Last week we introduced Tricia Fitzpatrick and Don Ball, our first program participants from Canada. This week, in the third installment of Art21 Educators introductions, we present Craig Newsom and Carl Andersen! In addition to being educators, Craig and Carl are working artists and have exhibited together. Craig’s current collaborative project, Coalfather Industries, produces short videos that have been screened internationally. Both Craig and Carl described their unique experiences teaching with contemporary art in their classrooms.

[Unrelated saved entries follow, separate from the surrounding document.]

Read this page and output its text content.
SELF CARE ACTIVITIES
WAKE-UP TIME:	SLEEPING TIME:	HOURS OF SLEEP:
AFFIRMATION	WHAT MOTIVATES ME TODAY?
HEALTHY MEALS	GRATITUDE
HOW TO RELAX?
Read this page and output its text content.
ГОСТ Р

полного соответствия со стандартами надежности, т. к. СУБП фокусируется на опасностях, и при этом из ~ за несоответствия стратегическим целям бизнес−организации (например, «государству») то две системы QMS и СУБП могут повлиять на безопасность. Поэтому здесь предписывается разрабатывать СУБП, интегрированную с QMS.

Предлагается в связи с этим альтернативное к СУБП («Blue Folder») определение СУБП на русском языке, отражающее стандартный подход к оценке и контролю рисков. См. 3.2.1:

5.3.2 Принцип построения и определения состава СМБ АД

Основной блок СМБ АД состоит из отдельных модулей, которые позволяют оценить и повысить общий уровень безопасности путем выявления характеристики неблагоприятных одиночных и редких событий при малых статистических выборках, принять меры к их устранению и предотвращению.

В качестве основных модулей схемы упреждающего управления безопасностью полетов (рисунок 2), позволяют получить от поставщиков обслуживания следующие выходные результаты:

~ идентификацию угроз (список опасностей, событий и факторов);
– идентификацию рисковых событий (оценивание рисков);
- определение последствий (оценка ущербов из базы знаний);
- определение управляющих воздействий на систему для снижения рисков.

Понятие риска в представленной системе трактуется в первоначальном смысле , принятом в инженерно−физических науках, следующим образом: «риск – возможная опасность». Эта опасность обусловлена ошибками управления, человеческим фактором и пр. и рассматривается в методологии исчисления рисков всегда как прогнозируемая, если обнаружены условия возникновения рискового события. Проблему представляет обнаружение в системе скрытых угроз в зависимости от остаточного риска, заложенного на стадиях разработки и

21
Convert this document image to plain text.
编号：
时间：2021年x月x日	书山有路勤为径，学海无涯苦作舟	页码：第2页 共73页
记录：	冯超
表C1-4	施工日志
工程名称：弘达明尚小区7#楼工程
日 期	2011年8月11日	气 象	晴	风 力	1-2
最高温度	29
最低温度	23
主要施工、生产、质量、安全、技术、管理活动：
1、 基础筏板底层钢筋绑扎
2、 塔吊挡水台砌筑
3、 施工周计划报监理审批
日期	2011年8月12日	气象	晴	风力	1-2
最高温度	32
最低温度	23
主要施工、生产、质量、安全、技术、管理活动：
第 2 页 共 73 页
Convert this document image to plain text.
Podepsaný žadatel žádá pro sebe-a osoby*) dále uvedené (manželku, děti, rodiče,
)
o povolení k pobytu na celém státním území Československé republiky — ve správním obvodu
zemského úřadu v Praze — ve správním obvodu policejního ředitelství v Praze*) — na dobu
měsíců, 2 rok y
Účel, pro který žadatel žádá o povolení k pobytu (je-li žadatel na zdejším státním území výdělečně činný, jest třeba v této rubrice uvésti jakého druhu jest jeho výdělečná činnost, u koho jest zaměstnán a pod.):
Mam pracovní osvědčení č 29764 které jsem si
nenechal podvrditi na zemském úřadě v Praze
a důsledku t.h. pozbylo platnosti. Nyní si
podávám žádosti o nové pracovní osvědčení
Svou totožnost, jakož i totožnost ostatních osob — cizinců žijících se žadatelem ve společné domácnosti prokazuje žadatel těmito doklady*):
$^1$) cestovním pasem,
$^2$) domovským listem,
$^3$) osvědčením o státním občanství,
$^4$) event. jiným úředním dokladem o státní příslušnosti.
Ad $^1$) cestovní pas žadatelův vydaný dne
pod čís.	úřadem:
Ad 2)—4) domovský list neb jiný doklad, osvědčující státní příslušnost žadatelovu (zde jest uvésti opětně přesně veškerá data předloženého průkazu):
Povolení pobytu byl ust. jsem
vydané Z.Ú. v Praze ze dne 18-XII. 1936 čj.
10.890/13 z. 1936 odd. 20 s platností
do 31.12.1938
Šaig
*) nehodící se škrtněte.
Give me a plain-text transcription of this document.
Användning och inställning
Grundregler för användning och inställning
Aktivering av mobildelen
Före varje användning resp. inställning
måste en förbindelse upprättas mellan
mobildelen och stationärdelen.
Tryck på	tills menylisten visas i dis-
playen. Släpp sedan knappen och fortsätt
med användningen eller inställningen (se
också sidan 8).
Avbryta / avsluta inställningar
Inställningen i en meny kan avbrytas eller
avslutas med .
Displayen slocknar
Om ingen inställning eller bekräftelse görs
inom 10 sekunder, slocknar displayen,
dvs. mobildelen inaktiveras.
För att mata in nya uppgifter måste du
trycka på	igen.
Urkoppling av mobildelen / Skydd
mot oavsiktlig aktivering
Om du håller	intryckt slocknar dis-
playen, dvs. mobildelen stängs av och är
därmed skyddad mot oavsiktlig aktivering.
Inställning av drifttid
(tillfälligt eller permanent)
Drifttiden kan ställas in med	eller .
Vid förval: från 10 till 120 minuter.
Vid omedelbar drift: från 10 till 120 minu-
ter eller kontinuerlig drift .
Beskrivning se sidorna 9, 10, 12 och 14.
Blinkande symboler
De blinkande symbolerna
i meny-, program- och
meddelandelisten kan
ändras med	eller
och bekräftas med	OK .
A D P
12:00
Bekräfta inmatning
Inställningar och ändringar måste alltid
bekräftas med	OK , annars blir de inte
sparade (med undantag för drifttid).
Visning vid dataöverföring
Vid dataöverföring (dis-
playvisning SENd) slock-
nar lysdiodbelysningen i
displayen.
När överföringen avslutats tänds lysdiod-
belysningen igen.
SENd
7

Craig has been teaching studio art at Blackburn College in Carlinville, Illinois for the past seven years. Recently, he introduced the work of William Kentridge (Season 5 of Art in the Twenty First Century) as a source of inspiration for his students.
“I like how all of it rises up out of drawing for him. Drawing is the foundation for everything he does and it informs everything. A couple semesters ago, one of my Seminar students really took to Kentridge’s work and began making videos based on his own drawings. One of his videos was eventually screened at an event at the Contemporary Art Museum in St. Louis.”
[vimeo:https://vimeo.com/42133708]
Nine hours north by car, Carl has been teaching Language Arts and English to middle and high school students in Minneapolis, MN for the past twelve years.
Describing how he weaves together the work of contemporary visual artists with themes in literature, Carl told us about his use of the Matthew Ritchie segment in particular:
“I came upon the Matthew Ritchie film in ‘Structures’ (Season Three of Art in the Twenty First Century), around five years ago, first while teaching a unit on Naturalism to an American Literature class and later while teaching Hamlet to AP Literature and Composition students. Ritchie’s thesis of being imprisoned by our universe, one’s given situation, which offers a series of choices in terms of the possibilities offered by a set of limitations is a powerful metaphor for students understanding their own lives while glimpsing Hamlet’s predicament through the same lens. And the notion of having one’s life shaped and somewhat defined by a set of circumstances outside of one’s control—heredity, environment (time and place), socio-economic situation, family life, etc… is something stressed through naturalist writers like Kate Chopin, Stephen Crane, Emile Zola, and revisited by John Steinbeck. I see Ritchie’s work as a compelling investigation of this view, and I was taken with how Ritchie’s drawings-cum-sculptures investigate Hamlet’s paradoxical remark about his and the human condition: “I could be bounded in a nutshell and count myself a king of infinite space.”
Welcome Craig and Carl!
* This post was written with Dana Helwick, Art21 Educators Intern.